N° 342
SÉNAT
SESSION ORDINAIRE DE 2012-2013
Enregistré à la Présidence du Sénat le 5 février 2013 |
RAPPORT D'INFORMATION
FAIT
au nom de la délégation sénatoriale à la prospective (1) sur l' avenir de la planification stratégique ,
Par M. Joël BOURDIN,
Sénateur.
Cette délégation est composée de : M. Joël Bourdin, président ; Mme Natacha Bouchart, MM. Vincent Capo-Canellas, Yvon Collin, Mme Évelyne Didier, M. Alain Fouché, Mme Fabienne Keller, MM. Ronan Kerdraon et Yannick Vaugrenard, vice-présidents ; MM. Gérard Bailly et Jean Desessard, secrétaires ; Mme Jacqueline Alquier, MM. Jean-Paul Amoudry, Pierre André, Claude Bérit-Débat, Pierre Bernard-Reymond, François Calvet, Alain Chatillon, Jean-Pierre Chevènement, Mmes Cécile Cukierman, Marie-Hélène des Esgaulx, MM. Marc Daunis, Philippe Esnol, Mmes Samia Ghali, Françoise Laurent-Perrigot, MM. Philippe Leroy, Michel Magras, Jean-François Mayet, Jean-Jacques Mirassou, Aymeri de Montesquiou, Robert Navarro, Mme Renée Nicoux, MM. Philippe Paul, Jean-Pierre Plancade et Jean-Pierre Sueur. |
AVANT-PROPOS
Le 5 décembre 2012, la délégation à la prospective a conduit une opération, jusqu'alors inédite, de collaboration avec une structure similaire créée, un an après elle, au sein du Conseil économique social et environnemental (CESE). Cette manifestation commune a pris la forme d'une réunion conjointe organisée par les présidents des deux délégations, respectivement Joël Bourdin et Jean-Paul Bailly, sur le thème de l'avenir de la planification stratégique , et placée sous le haut patronage des présidents des deux assemblées, Jean-Pierre Bel pour le Sénat et Jean-Paul Delevoye pour le CESE.

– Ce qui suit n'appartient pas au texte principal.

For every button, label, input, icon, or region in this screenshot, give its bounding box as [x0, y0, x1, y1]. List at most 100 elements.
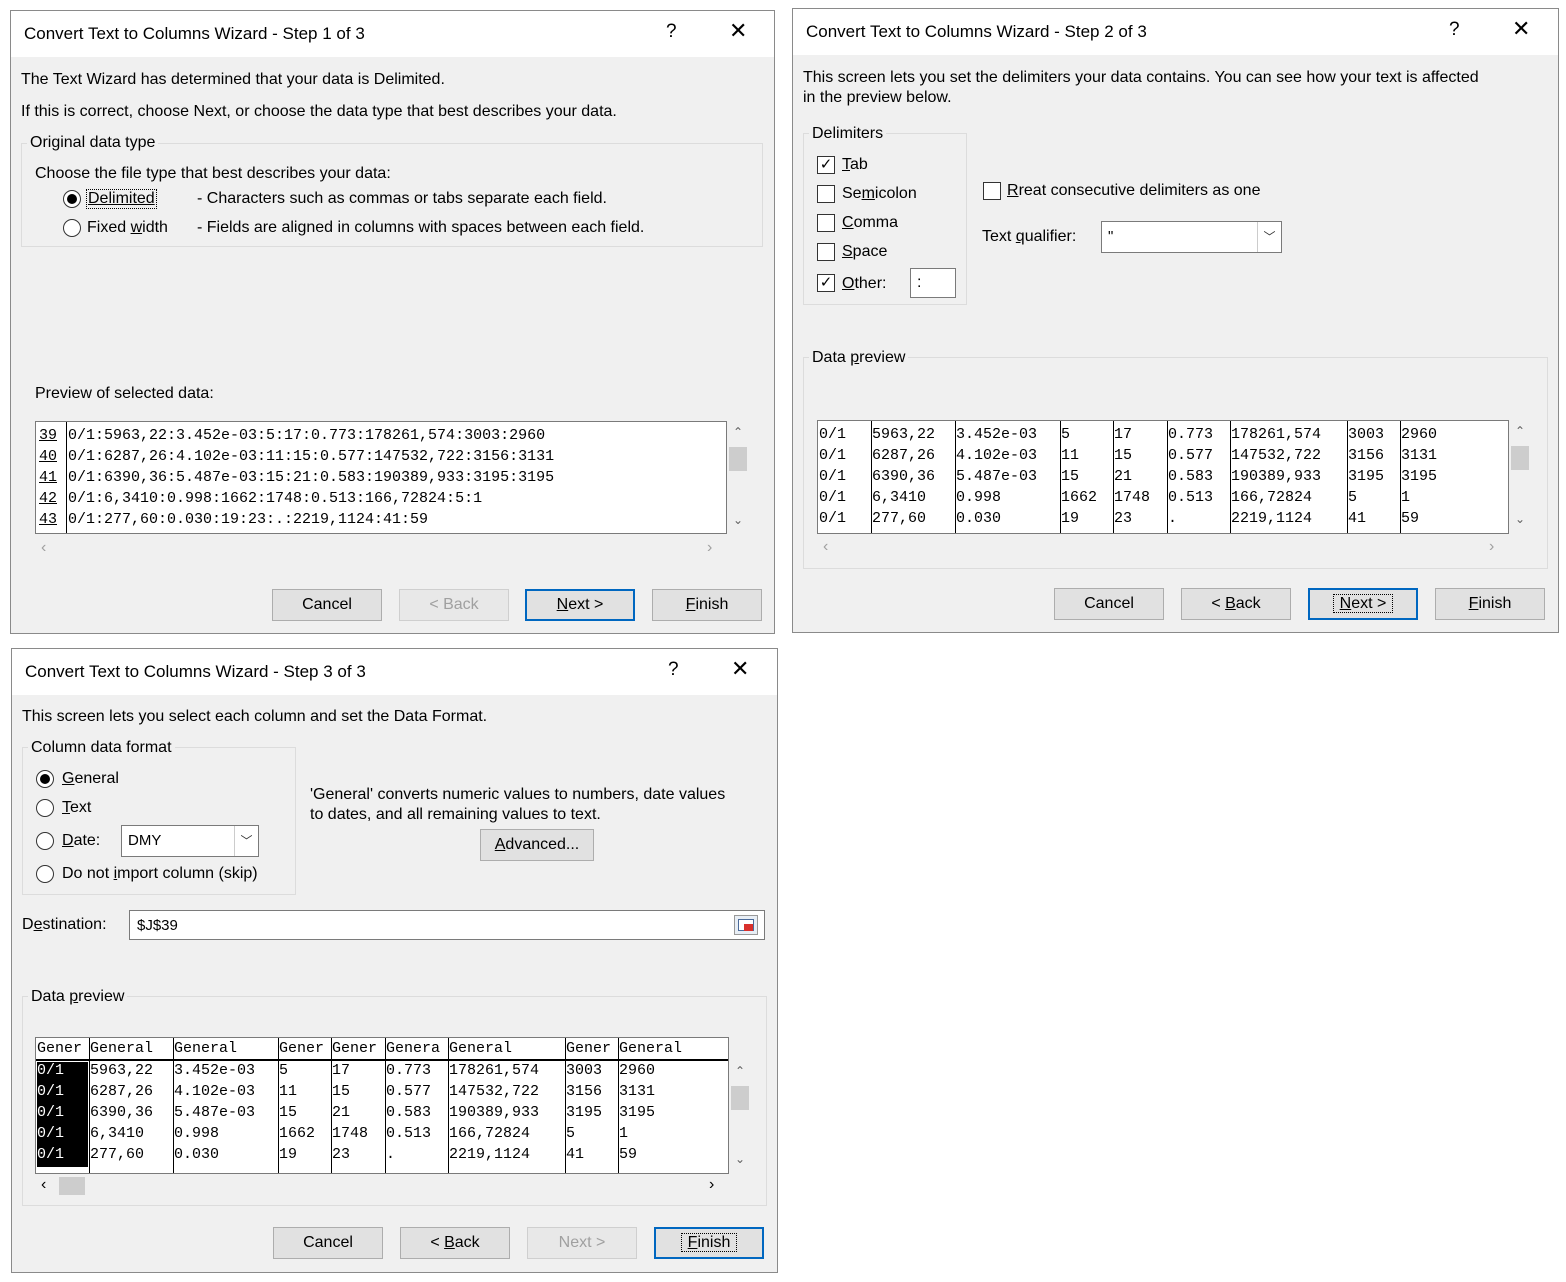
column-header[interactable]: Gener: [566, 1040, 617, 1057]
close-icon[interactable]: ✕: [729, 19, 747, 43]
grid-cell: 6,3410: [90, 1125, 145, 1142]
data-preview-grid[interactable]: Gener General General Gener Gener Genera Gener…: [35, 1037, 729, 1174]
date-radio[interactable]: [36, 832, 54, 850]
column-header[interactable]: General: [90, 1040, 172, 1057]
column-header[interactable]: Genera: [386, 1040, 447, 1057]
next-button[interactable]: Next >: [525, 589, 635, 621]
cancel-button[interactable]: Cancel: [273, 1227, 383, 1259]
next-button[interactable]: Next >: [527, 1227, 637, 1259]
chevron-down-icon[interactable]: ﹀: [234, 826, 258, 856]
finish-button[interactable]: Finish: [654, 1227, 764, 1259]
range-selector-icon[interactable]: [734, 915, 758, 935]
delimited-label[interactable]: Delimited: [86, 189, 157, 209]
column-header[interactable]: Gener: [332, 1040, 384, 1057]
scroll-left-icon[interactable]: ‹: [823, 538, 828, 556]
line-number: 40: [39, 448, 58, 465]
text-radio[interactable]: [36, 799, 54, 817]
scroll-down-icon[interactable]: ⌄: [729, 1152, 751, 1166]
advanced-button[interactable]: Advanced...: [480, 829, 594, 861]
tab-label[interactable]: Tab: [842, 156, 868, 174]
scroll-right-icon[interactable]: ›: [1489, 538, 1494, 556]
finish-button[interactable]: Finish: [652, 589, 762, 621]
consecutive-delimiters-label[interactable]: Rreat consecutive delimiters as one: [1007, 182, 1260, 200]
skip-column-radio[interactable]: [36, 865, 54, 883]
comma-label[interactable]: Comma: [842, 214, 898, 232]
delimited-radio[interactable]: [63, 190, 81, 208]
chevron-down-icon[interactable]: ﹀: [1257, 222, 1281, 252]
grid-cell: 3195: [619, 1104, 656, 1121]
horizontal-scroll-thumb[interactable]: [59, 1177, 85, 1195]
fixed-width-radio[interactable]: [63, 219, 81, 237]
text-label[interactable]: Text: [62, 799, 91, 817]
date-label[interactable]: Date:: [62, 832, 100, 850]
finish-button[interactable]: Finish: [1435, 588, 1545, 620]
general-label[interactable]: General: [62, 770, 119, 788]
space-label[interactable]: Space: [842, 243, 887, 261]
scroll-down-icon[interactable]: ⌄: [727, 513, 749, 527]
column-header[interactable]: General: [619, 1040, 727, 1057]
comma-checkbox[interactable]: [817, 214, 835, 232]
scroll-up-icon[interactable]: ⌃: [729, 1064, 751, 1078]
scroll-thumb[interactable]: [729, 447, 747, 471]
column-header[interactable]: Gener: [279, 1040, 330, 1057]
column-header[interactable]: Gener: [37, 1040, 88, 1057]
scroll-left-icon[interactable]: ‹: [41, 539, 46, 557]
data-preview-pane[interactable]: 39 0/1:5963,22:3.452e-03:5:17:0.773:17826…: [35, 421, 727, 534]
close-icon[interactable]: ✕: [731, 657, 749, 681]
grid-cell: 41: [1348, 510, 1367, 527]
horizontal-scrollbar[interactable]: ‹ ›: [817, 537, 1509, 557]
tab-checkbox[interactable]: ✓: [817, 156, 835, 174]
back-button[interactable]: < Back: [1181, 588, 1291, 620]
back-button[interactable]: < Back: [399, 589, 509, 621]
scroll-thumb[interactable]: [1511, 446, 1529, 470]
text-qualifier-value: ": [1108, 228, 1114, 245]
scroll-up-icon[interactable]: ⌃: [1509, 424, 1531, 438]
next-button[interactable]: Next >: [1308, 588, 1418, 620]
scroll-down-icon[interactable]: ⌄: [1509, 512, 1531, 526]
grid-cell: 3003: [1348, 426, 1385, 443]
scroll-left-icon[interactable]: ‹: [41, 1176, 46, 1194]
line-number: 41: [39, 469, 58, 486]
vertical-scrollbar[interactable]: ⌃ ⌄: [1509, 420, 1531, 534]
date-format-select[interactable]: DMY ﹀: [121, 825, 259, 857]
scroll-right-icon[interactable]: ›: [707, 539, 712, 557]
cancel-button[interactable]: Cancel: [272, 589, 382, 621]
help-icon[interactable]: ?: [668, 659, 679, 681]
close-icon[interactable]: ✕: [1512, 17, 1530, 41]
grid-cell: 3.452e-03: [956, 426, 1038, 443]
grid-cell: 3131: [1401, 447, 1438, 464]
other-label[interactable]: Other:: [842, 275, 886, 293]
horizontal-scrollbar[interactable]: ‹ ›: [35, 538, 727, 558]
skip-column-label[interactable]: Do not import column (skip): [62, 865, 258, 883]
text-qualifier-label: Text qualifier:: [982, 228, 1077, 245]
other-delimiter-input[interactable]: :: [910, 268, 956, 298]
scroll-right-icon[interactable]: ›: [709, 1176, 714, 1194]
intro-text-2: in the preview below.: [803, 89, 952, 106]
general-radio[interactable]: [36, 770, 54, 788]
consecutive-delimiters-checkbox[interactable]: [983, 182, 1001, 200]
other-checkbox[interactable]: ✓: [817, 274, 835, 292]
fixed-width-label[interactable]: Fixed width: [87, 219, 168, 237]
column-header[interactable]: General: [449, 1040, 564, 1057]
general-description-2: to dates, and all remaining values to te…: [310, 806, 601, 823]
grid-cell: 0/1: [37, 1062, 88, 1083]
help-icon[interactable]: ?: [1449, 19, 1460, 41]
vertical-scrollbar[interactable]: ⌃ ⌄: [729, 1060, 751, 1174]
help-icon[interactable]: ?: [666, 21, 677, 43]
column-header[interactable]: General: [174, 1040, 277, 1057]
text-qualifier-select[interactable]: " ﹀: [1101, 221, 1282, 253]
semicolon-label[interactable]: Semicolon: [842, 185, 917, 203]
data-preview-grid[interactable]: 0/1 5963,22 3.452e-03 5 17 0.773 178261,574 300…: [817, 420, 1509, 534]
scroll-up-icon[interactable]: ⌃: [727, 425, 749, 439]
destination-input[interactable]: $J$39: [129, 910, 765, 940]
grid-cell: 2219,1124: [449, 1146, 531, 1163]
vertical-scrollbar[interactable]: ⌃ ⌄: [727, 421, 749, 534]
horizontal-scrollbar[interactable]: ‹ ›: [35, 1176, 729, 1196]
grid-cell: 0/1: [819, 489, 847, 506]
semicolon-checkbox[interactable]: [817, 185, 835, 203]
back-button[interactable]: < Back: [400, 1227, 510, 1259]
scroll-thumb[interactable]: [731, 1086, 749, 1110]
grid-cell: 1748: [332, 1125, 369, 1142]
cancel-button[interactable]: Cancel: [1054, 588, 1164, 620]
space-checkbox[interactable]: [817, 243, 835, 261]
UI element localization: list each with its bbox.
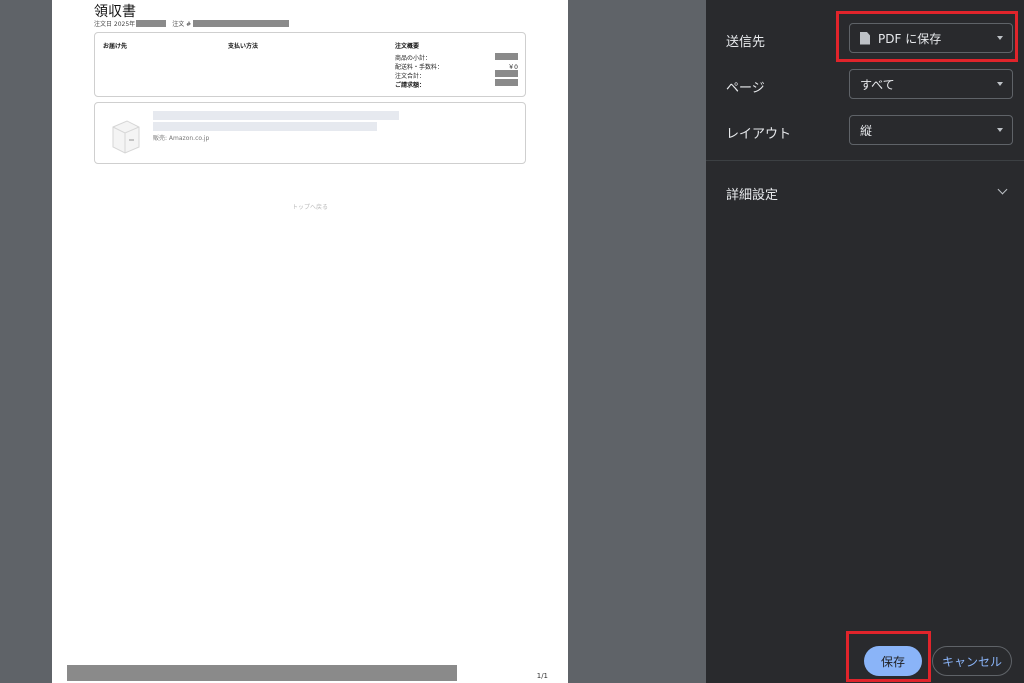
order-summary-box: お届け先 支払い方法 注文概要 商品の小計： 配送料・手数料： ￥0 注文合計：…: [94, 32, 526, 97]
payment-heading: 支払い方法: [228, 43, 259, 50]
layout-label: レイアウト: [726, 127, 792, 142]
save-button[interactable]: 保存: [864, 646, 922, 676]
order-item-box: 販売: Amazon.co.jp: [94, 102, 526, 164]
order-meta: 注文日 2025年 注文 #: [94, 19, 290, 28]
redacted-subtotal: [495, 53, 518, 60]
back-to-top-link: トップへ戻る: [291, 204, 328, 211]
redacted-order-number: [193, 20, 290, 27]
pages-select[interactable]: すべて: [849, 69, 1013, 99]
caret-down-icon: [997, 82, 1003, 86]
document-icon: [860, 31, 870, 45]
preview-page: 領収書 注文日 2025年 注文 # お届け先 支払い方法 注文概要 商品の小計…: [52, 0, 568, 683]
pages-value: すべて: [860, 77, 895, 92]
redacted-total: [495, 70, 518, 77]
page-number: 1/1: [536, 672, 548, 680]
caret-down-icon: [997, 36, 1003, 40]
total-label: 注文合計：: [395, 73, 426, 80]
print-preview-area: 領収書 注文日 2025年 注文 # お届け先 支払い方法 注文概要 商品の小計…: [0, 0, 706, 683]
shipping-label: 配送料・手数料：: [395, 64, 444, 71]
redacted-billed: [495, 79, 518, 86]
layout-value: 縦: [860, 123, 873, 138]
chevron-down-icon[interactable]: [997, 184, 1008, 195]
destination-select[interactable]: PDF に保存: [849, 23, 1013, 53]
order-number-label: 注文 #: [172, 21, 192, 28]
ship-to-heading: お届け先: [103, 43, 128, 50]
destination-value: PDF に保存: [878, 31, 942, 46]
caret-down-icon: [997, 128, 1003, 132]
seller-text: 販売: Amazon.co.jp: [153, 135, 210, 142]
blurred-product-name: [153, 111, 399, 120]
print-settings-panel: 送信先 PDF に保存 ページ すべて レイアウト 縦 詳細設定 保存 キャンセ…: [706, 0, 1024, 683]
billed-label: ご請求額：: [395, 82, 426, 89]
order-date-label: 注文日 2025年: [94, 21, 136, 28]
document-title: 領収書: [94, 4, 136, 20]
layout-select[interactable]: 縦: [849, 115, 1013, 145]
more-settings-toggle[interactable]: 詳細設定: [726, 184, 778, 203]
product-image: [112, 120, 140, 154]
destination-label: 送信先: [726, 35, 766, 50]
blurred-product-name-line2: [153, 122, 377, 131]
summary-heading: 注文概要: [395, 43, 420, 50]
settings-divider: [706, 160, 1024, 161]
redacted-date: [136, 20, 167, 27]
redacted-footer: [67, 665, 457, 681]
subtotal-label: 商品の小計：: [395, 55, 432, 62]
cancel-button[interactable]: キャンセル: [932, 646, 1012, 676]
pages-label: ページ: [726, 81, 765, 96]
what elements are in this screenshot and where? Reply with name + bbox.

Le choix de ce sujet de réflexion n'était pas anodin. Voici quelques temps déjà, et notamment sous l'impulsion de l'ancien Premier ministre et vice-président du Sénat, Jean-Pierre Raffarin, les sénateurs membres de la délégation à la prospective s'interrogeaient sur les structures de prévision et de perspective à long terme dont disposent les pouvoirs publics pour préparer l'avenir de notre pays.
De nombreux observateurs faisaient valoir, en effet, que la suppression, un peu précipitée somme toute, du Commissariat général du Plan en 2006 risquait d'avoir affecté notre capacité à préparer le futur. Certes, cette structure avait été remplacée par une autre, le centre d'analyse stratégique (CAS), qui produit régulièrement des documents et études intéressants mais dont on pouvait se demander s'ils n'étaient pas établis sur des bases un peu différentes et, partant, moins globales et moins empreintes de concertation qu'elles ne l'étaient auparavant.
Ce constat a donc conduit à envisager de croiser les regards du Sénat et du CESE sur l'utilité d'inventer une nouvelle planification stratégique, qui sache s'inscrire dans le cadre mondialisé qui est désormais celui de notre société d'aujourd'hui, et sur les outils à mettre en oeuvre pour répondre aux besoins.
Il faut croire que cette approche était visionnaire à l'époque puisque, six semaines après cette décision, le nouveau Gouvernement issu des élections présidentielles puis législatives de 2012 a, à son tour, mis ce sujet sur la table. Au cours de la Grande conférence sociale tenue au Palais d'Iéna les 9 et 10 juillet 2012, le Premier ministre, Jean-Marc Ayrault, annonçait, en clôture, son souhait de créer un nouveau lieu de dialogue, de réflexion prospective et d'expertise sur les politiques publiques , ouvert à l'ensemble des acteurs sociaux. Le 12 septembre, il confiait à une mission, présidée par Yannick Moreau, présidente de section au conseil d'Etat et ancienne présidente du conseil d'orientation des retraites (COR), le soin de réfléchir à la nature et aux compétences de ce nouveau commissariat.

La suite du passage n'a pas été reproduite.